On Tue, 12 Mar 2013 11:02:45 -0400, Vladimir Panteleev <vladi...@thecybershadow.net> wrote:

On Tuesday, 12 March 2013 at 13:56:28 UTC, Steven Schveighoffer wrote:
OK, but it will still solve the specific problem with the other end being open.

Yes it does.  I'd rather solve both, though.

OK. The idea to close all FDs after forking seems to be the best solution so far, although I have some reservations (scaling for high max-FD environments, and it doesn't sound like "the right thing to do").

I have those same reservations on scaling. Anecdotal testing shows it takes about .1 microseconds per call to close on Lars' machine, so it's likely not terrible.

The "right thing to do" is impossible since the OS doesn't give us the tools :)

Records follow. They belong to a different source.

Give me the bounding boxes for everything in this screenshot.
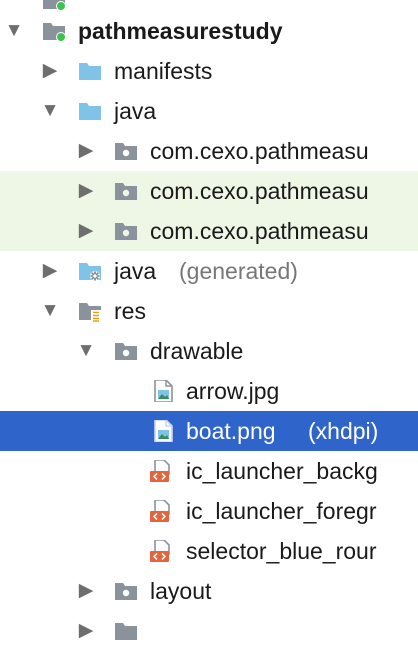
tree-row-java[interactable]: ▼ java: [0, 91, 418, 131]
tree-row-package[interactable]: ▶ com.cexo.pathmeasu: [0, 211, 418, 251]
package-icon: [115, 623, 137, 640]
package-icon: [115, 183, 137, 200]
image-file-icon: [154, 420, 173, 442]
xml-file-icon: [150, 460, 170, 482]
package-icon: [115, 143, 137, 160]
folder-icon: [79, 103, 101, 120]
chevron-down-icon[interactable]: ▼: [74, 331, 98, 371]
resources-folder-icon: [79, 303, 101, 322]
tree-item-label: selector_blue_rour: [186, 538, 377, 564]
image-file-icon: [154, 380, 173, 402]
chevron-down-icon[interactable]: ▼: [38, 91, 62, 131]
tree-row-file-selected[interactable]: boat.png (xhdpi): [0, 411, 418, 451]
chevron-right-icon[interactable]: ▶: [74, 571, 98, 611]
xml-file-icon: [150, 500, 170, 522]
tree-item-secondary-label: (generated): [179, 258, 298, 284]
tree-item-label: com.cexo.pathmeasu: [150, 138, 369, 164]
package-icon: [115, 223, 137, 240]
tree-item-label: com.cexo.pathmeasu: [150, 218, 369, 244]
xml-file-icon: [150, 540, 170, 562]
tree-row-res[interactable]: ▼ res: [0, 291, 418, 331]
chevron-right-icon[interactable]: ▶: [38, 51, 62, 91]
tree-row-partial-bottom[interactable]: ▶: [0, 611, 418, 651]
chevron-right-icon[interactable]: ▶: [74, 211, 98, 251]
tree-item-label: java: [114, 98, 157, 124]
tree-item-label: ic_launcher_foregr: [186, 498, 377, 524]
tree-row-package[interactable]: ▶ com.cexo.pathmeasu: [0, 171, 418, 211]
chevron-down-icon[interactable]: ▼: [2, 11, 26, 51]
package-icon: [115, 343, 137, 360]
tree-item-label: layout: [150, 578, 212, 604]
tree-item-label: ic_launcher_backg: [186, 458, 378, 484]
tree-row-package[interactable]: ▶ com.cexo.pathmeasu: [0, 131, 418, 171]
tree-row-file[interactable]: selector_blue_rour: [0, 531, 418, 571]
tree-item-label: boat.png: [186, 418, 276, 444]
package-icon: [115, 583, 137, 600]
tree-item-secondary-label: (xhdpi): [308, 418, 379, 444]
tree-row-file[interactable]: ic_launcher_backg: [0, 451, 418, 491]
project-tree: ▼ pathmeasurestudy ▶ manifests ▼ java ▶ …: [0, 0, 418, 641]
folder-icon: [79, 63, 101, 80]
tree-row-file[interactable]: arrow.jpg: [0, 371, 418, 411]
generated-folder-icon: [79, 263, 101, 281]
chevron-right-icon[interactable]: ▶: [74, 131, 98, 171]
tree-row-file[interactable]: ic_launcher_foregr: [0, 491, 418, 531]
chevron-right-icon[interactable]: ▶: [38, 251, 62, 291]
module-folder-icon: [43, 0, 66, 11]
tree-row-java-generated[interactable]: ▶ java (generated): [0, 251, 418, 291]
chevron-down-icon[interactable]: ▼: [38, 291, 62, 331]
chevron-right-icon[interactable]: ▶: [74, 171, 98, 211]
chevron-right-icon[interactable]: ▶: [74, 611, 98, 651]
module-folder-icon: [43, 23, 66, 42]
tree-row-drawable[interactable]: ▼ drawable: [0, 331, 418, 371]
tree-row-layout[interactable]: ▶ layout: [0, 571, 418, 611]
tree-item-label: com.cexo.pathmeasu: [150, 178, 369, 204]
tree-item-label: arrow.jpg: [186, 378, 280, 404]
tree-item-label: drawable: [150, 338, 244, 364]
tree-item-label: manifests: [114, 58, 213, 84]
tree-row-manifests[interactable]: ▶ manifests: [0, 51, 418, 91]
tree-row-module[interactable]: ▼ pathmeasurestudy: [0, 11, 418, 51]
tree-item-label: java: [114, 258, 157, 284]
tree-item-label: pathmeasurestudy: [78, 18, 283, 44]
tree-item-label: res: [114, 298, 146, 324]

The best interface would be a list of file descriptors to keep open as a parameter to exec/CreateProcess. That should have been the original interface on all platforms. Windows ALMOST has this right, as it takes handles for stdin/stdout/stderr, but it requires that you also inherit all other inheritable handles in order to do that...

I was thinking that we could implement both approaches (closing all FDs after forking, and setting FD_CLOEXEC where appropriate), as an escape hatch: if later we suddenly find out that one of them was a horrible idea, we can simply remove it without much consequence.

Since all the solutions we are talking about are implementation details, not specifically requested by the user, it should be easy to switch from one to the other.